Sadly, I don't think games will ever be FLOSS until we figure out how to get people to pay for FLOSS software.

  • ranger_danger 2 days ago

    I actually don't think there is a big obstacle to this. Most people don't care about FLOSS and don't even know what it is, so I think that shouldn't really affect sales. I think companies are just worried about people stealing their code to use it for more "undesirable" (to them) things like cheating and mods, and then having to go after them for it because you do actually have to try to defend your copyright/trademarks if you want to keep them.

    • spencerflem 2 days ago

      People will know and care instantly when there's an easily accessible storefront like app with those games one click away and perfectly legal. Same reason excellent tools like Aseprite are no longer floss - it got packaged (legally) in Debian and others and why on earth would you go way out of your way to buy it, or even think that they might be trying to charge.

      I don't think games companies are against mods generally, many have steam workshop support built in. Nintendo as the big exception here ofc.

      Cheating is ofc a huge problem for multiplayer games and can absolutely tank some genres. Very mixed feelings about the kernel level rootkit type spyware but there's no denying that games companies are paying big money to put them there for the players benefit.

      • ranger_danger 2 days ago

        I don't think a majority of people will even go to alternative storefronts to get the software in big enough numbers to matter. I think it's more of a legal concern than a monetary (sales) one, but I could be wrong.

        • spencerflem 2 days ago

          I think you're right, as it stands now, especially for platforms like Android with one canonical store that already has many free offerings. I use fdroid because i love the philosoply and am willing to put up with it but to be clear, the apps there are unprofessional and ugly and I get why most people don't.

          But if this became a common practice I think people absolutely would. Tons of professional quality games instantly available for free is such an incredibly good value.

  • lenerdenator 2 days ago

    You could probably get away with a purely volunteer effort on... eh, how to describe this... like Super Mario 64 for Mac/Linux/PC.

    And I do mean Super Mario 64 with respect to the technology/artwork level.
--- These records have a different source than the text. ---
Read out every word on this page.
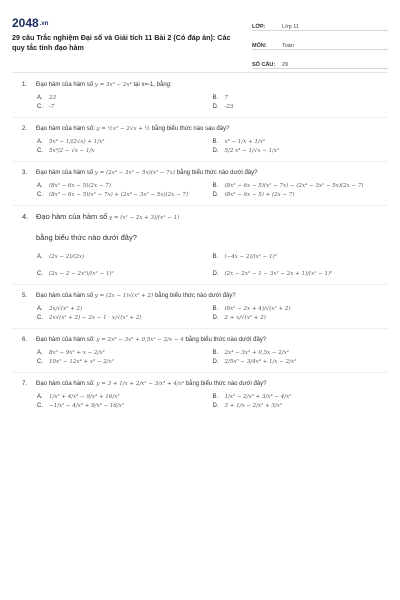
2048.vn
29 câu Trắc nghiệm Đại số và Giải tích 11 Bài 2 (Có đáp án): Các quy tắc tính đạo hàm
LỚP:	Lớp 11
MÔN:	Toán
SỐ CÂU:	29
1. Đạo hàm của hàm số y = 3x⁵ − 2x⁴ tại x=-1, bằng:
A. 23	B. 7
C. -7	D. -23
2. Đạo hàm của hàm số: y = ½x⁵ − 2√x + ½ bằng biểu thức nào sau đây?
A. 5x⁴ − 1/(2√x) + 1/x²	B. x⁴ − 1/x + 1/x²
C. 5x⁴/2 − √x − 1/x	D. 5/2 x⁴ − 1/√x − 1/x²
3. Đạo hàm của hàm số y = (2x⁴ − 3x² − 5x)(x² − 7x) bằng biểu thức nào dưới đây?
A. (8x³ − 6x − 5)(2x − 7)	B. (8x³ − 6x − 5)(x² − 7x) − (2x⁴ − 3x² − 5x)(2x − 7)
C. (8x³ − 6x − 5)(x² − 7x) + (2x⁴ − 3x² − 5x)(2x − 7)	D. (8x³ − 6x − 5) + (2x − 7)
4. Đạo hàm của hàm số y = (x² − 2x + 3)/(x² − 1)
bằng biểu thức nào dưới đây?
A. (2x − 2)/(2x)	B. (−4x − 2)/(x² − 1)²
C. (2x − 2 − 2x²)/(x² − 1)²	D. (2x − 2x³ − 1 − 3x² − 2x + 1)/(x² − 1)²
5. Đạo hàm của hàm số y = (2x − 1)√(x² + 2) bằng biểu thức nào dưới đây?
A. 2x/√(x² + 2)	B. (6x² − 2x + 4)/√(x² + 2)
C. 2x√(x² + 2) − 2x − 1 · x/√(x² + 2)	D. 2 + x/√(x² + 2)
6. Đạo hàm của hàm số: y = 2x⁴ − 3x³ + 0,5x² − 2/x − 4 bằng biểu thức nào dưới đây?
A. 8x³ − 9x² + x − 2/x²	B. 2x⁴ − 3x³ + 0,5x − 2/x²
C. 10x⁵ − 12x⁴ + x³ − 2/x²	D. 2/5x⁵ − 3/4x⁴ + 1/x − 2/x²
7. Đạo hàm của hàm số: y = 3 + 1/x + 2/x² − 3/x³ + 4/x⁴ bằng biểu thức nào dưới đây?
A. 1/x² + 4/x³ − 9/x⁴ + 16/x⁵	B. 1/x² − 2/x³ + 3/x⁴ − 4/x⁵
C. −1/x² − 4/x³ + 9/x⁴ − 16/x⁵	D. 3 + 1/x − 2/x² + 3/x³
Which is fine by me.

    But the big AAA games and the multiplayer games that all of the hip young people with their poggers Twitch streaming and their deadass rock music play? Yeah, can't build those given the state of everything these days.

    • hombre_fatal 2 days ago

      On the other hand, games are so hard to build and require so much vision that despite decades of gaming history, volunteers/hackers are mostly limited to modifying existing games rather than building a game from scratch.

      You use Super Mario 64 as some sort of low/achievable bar for what volunteers might be able to build, as if SM64 is an easy game to build, yet nobody is building games like that on a volunteer basis.

      Even look at the engineering that went into OpenMW: once again hackers were only able to recreate a game engine that runs existing game files (Morrowind) which is the easy part of building a game.

    • spencerflem 2 days ago

      Most successful games, AAA or indie, are the result of years of full time work, most of which is making the content. I just don't see that being possible in general, without being independently wealthy.

      Games also benefit from a single vision in general, which is hard to square with volunteer style development.

      There are certainly exceptions of games that are built as a community: nethack, space station 13, idk probably a third one. But I just can't see this being commonly done until we figure out how free software devs can eat.

      With that said: I love free software and hope this problem is solvable, but unless society changes dramatically we may need to learn to do without not just AAA scope games, but even Stardew Valley scope games

legostormtroopr 2 days ago

> This will be a problem with everything until games are FLOSS.

I mean there is nothing stopping that right now. You can give up your time and learn game programming and asset design and make a game and give it away for free.